Jefferts Schori, during an earlier gathering of media representatives in Omaha, had called the Tri-Faith Initiative "one of the leading examples in the Episcopal church of what's possible in terms of Abrahamic reconciliation and understanding."

She often shares the partnership's story, she said, "because people don't know that something like this is possible, and here it is in Omaha, in the center of the United States."

She called it "a witness and an example to the rest of the nation and to the rest of world. There is nothing like this in New York City, Washington, D.C., or Chicago. There are small initiatives that are usually bilateral — Jews and Episcopalians ... but this is the only intentional community that involves all three."
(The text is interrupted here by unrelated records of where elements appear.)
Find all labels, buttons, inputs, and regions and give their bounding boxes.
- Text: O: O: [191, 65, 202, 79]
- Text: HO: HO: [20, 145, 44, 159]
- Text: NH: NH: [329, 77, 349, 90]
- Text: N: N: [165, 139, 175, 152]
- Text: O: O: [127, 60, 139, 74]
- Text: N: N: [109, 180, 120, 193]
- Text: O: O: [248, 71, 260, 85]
The choir from Church of the Resurrection, where Barker had served as rector prior to accepting a call to serve as rector of Christ Church in Warwick, New York, performed a musical selection during the service, she said. Other music was provided under the direction of Marty Wheeler Burnett, director of music at Trinity Cathedral.

The Rev. Thomas Brown, rector of the Parish of the Epiphany in Winchester, Massachusetts, served as guest preacher and also called Barker's consecration a homecoming and reunion.

In addition to serving as rector of Resurrection in Omaha (1996-2002), Barker had also served as assistant to the dean at Trinity Cathedral and as chaplain at the Browne Talbot School in Omaha from 1999 to 2002.

A 1985 graduate of Yale College, Barker briefly attended law school at Boston University before enrolling in the Berkeley Divinity School at Yale. He graduated and was ordained to the priesthood in 1992 in the Diocese of Nebraska.

Barker was elected on the second ballot from a field of three nominees at a special convention held at St. Mark's Pro-Cathedral in Hastings.

He will be formally seated at Trinity Cathedral on Sunday, Nov. 20, Yeates said.

Barker is married to Anne and they have two children; Emily, who attends Skidmore College in Saratoga Springs, New York, and son Sam, who attends the State University of New York in Geneseo.

The Diocese of Nebraska represents some 8,000 Episcopalians in 52 parishes and encompasses the entire state of Nebraska.